Habito en la casa de la soledad primera 
y en mi cuarto hay una luz incidente, que brota 
de mis pensamientos más puros e inteligentes.
Todos los jueves yacen temerosos, en espera 
de un viernes, que promete un próximo 
fin de semana.


Acaso es el final de alguna cosa, 
lo que provoca el temor a un repentino vacío,
o esa intuición poderosa que nos refleja 
y delata una angustia del tamaño de todas 
nuestras limitaciones.


La muerte es una paz que no deseamos,
porque sentirse vivo, es esa incomodidad 
de permanecer despierto, en la inconsciencia 
de no saber, si somos porque sentimos, 
o sentimos porque somos y nos reconocemos 
en todos los espejos que vamos quebrando,
desde los errores, o las múltiples distorsiones 
que van apareciendo en nuestra imagen 
menos agraciada.


Escrito en Febrero 2026 por Eduardo Luis Díaz Expósito.“zuhaitz”.

© Eduardo Luis Díaz Expósito.”zuhaitz”.



martes, 17 de febrero de 2026

Noche de sueño y cenizas.

La noche cae sobre el lomo 
de su espalda plateada,
se hace el silencio en la nada,
huele a ceniza y a plomo.


Su espalda brilla de canto,
como no brilla ninguna,
bajo ese rayo de luna,
que en la penumbra es espanto.


Donde el silencio es el llanto 
penitente, de un amor,
que ha apagado su fulgor,
oculto bajo su manto.


La noche vaga en silencio,
con una voz silenciada,
la vida no vale nada
y en su oscuridad, presencio 
un sueño que me adormece,
hasta llegar a la aurora,
tal vez, transcurrió una hora,
mas, en el tiempo perece
de una mortal cuchillada.


La noche entrega su plazo,
en su experiencia soñada,
cayendo sobre el regazo
al llegar la madrugada.


Sueño que, en la oscuridad,
lleva tintes de penumbra,
la luna, muy poco alumbra,
dada su plasticidad 
y permanece dormida 
ante un cielo que, estrellado,
aparece desvelado,
llorando una amarga herida.


Su sueño es una quimera 
que se deshace mintiendo,
mientras está amaneciendo 
el día, en su larga espera.

Escrito en Febrero 2026 por Eduardo Luis Díaz Expósito.“zuhaitz”.

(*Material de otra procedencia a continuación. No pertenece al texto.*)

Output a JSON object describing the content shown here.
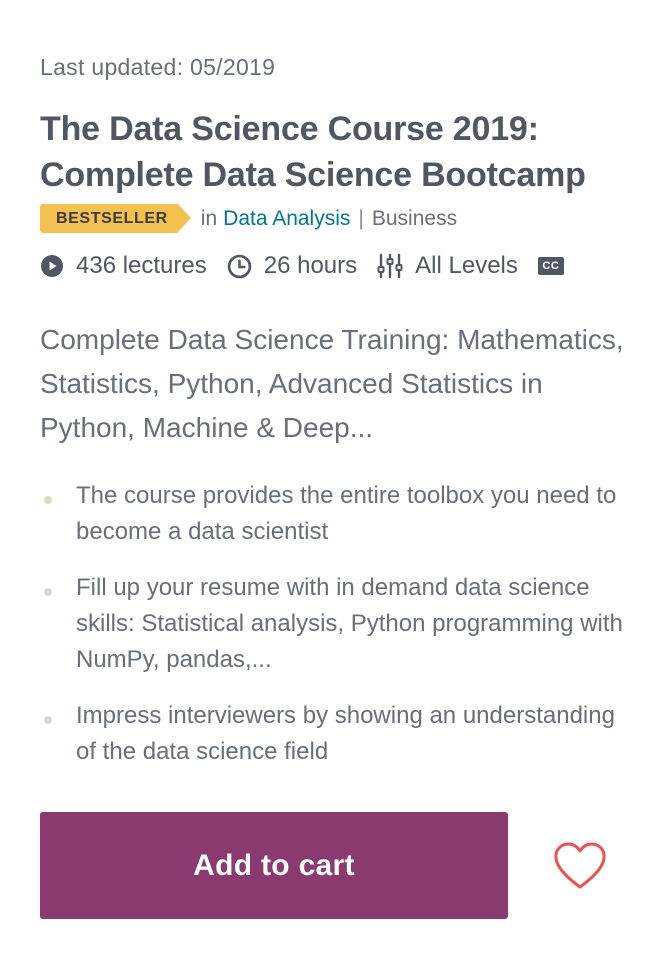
{
  "course": {
    "last_updated": "Last updated: 05/2019",
    "title": "The Data Science Course 2019: Complete Data Science Bootcamp",
    "badge": "BESTSELLER",
    "in_label": "in",
    "category": "Data Analysis",
    "separator": "|",
    "subcategory": "Business",
    "stats": {
      "lectures": "436 lectures",
      "hours": "26 hours",
      "level": "All Levels",
      "cc": "CC"
    },
    "description": "Complete Data Science Training: Mathematics, Statistics, Python, Advanced Statistics in Python, Machine & Deep...",
    "bullets": [
      "The course provides the entire toolbox you need to become a data scientist",
      "Fill up your resume with in demand data science skills: Statistical analysis, Python programming with NumPy, pandas,...",
      "Impress interviewers by showing an understanding of the data science field"
    ],
    "add_to_cart": "Add to cart"
  },
  "icons": {
    "lectures": "play-circle-icon",
    "hours": "clock-icon",
    "level": "sliders-icon",
    "cc": "closed-captions-icon",
    "wishlist": "heart-icon"
  },
  "colors": {
    "text": "#505763",
    "muted": "#686f7a",
    "link": "#007791",
    "badge": "#f4c150",
    "button": "#8a3a6e",
    "heart": "#ec5252"
  }
}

© Eduardo Luis Díaz Expósito.”zuhaitz”.




lunes, 16 de febrero de 2026

Un alma noble y sincera.

No tengo puerta o ventana 
dentro de mi corazón,
pero existe una razón 
y es que no me viene en gana.


Mi alma no es  hermética,
siempre permanece abierta,
de par en par y sin puerta 
y no será por estética.


Es porque siento el latido,
de quien en paz, se declara,
aunque suene extraña o rara
su voz, su porte y sonido.


Le muestro mi confianza,
porque creo en la persona 
que es fiel y no decepciona,
pues aún me queda esperanza
al creer que, en realidad,
en medio de tanta gente,
alguien más inteligente 
defiende su integridad,
sin reservas, ni temores,
llevando un gran ideal
y eso, no está nada mal.


Su virtud, colma de honores 
a quien me da por respuesta
un paso hacia la amistad 
y por su sinceridad,
voy a aceptar su propuesta.

Escrito en Febrero 2026 por Eduardo Luis Díaz Expósito.“zuhaitz”.

© Eduardo Luis Díaz Expósito.”zuhaitz”.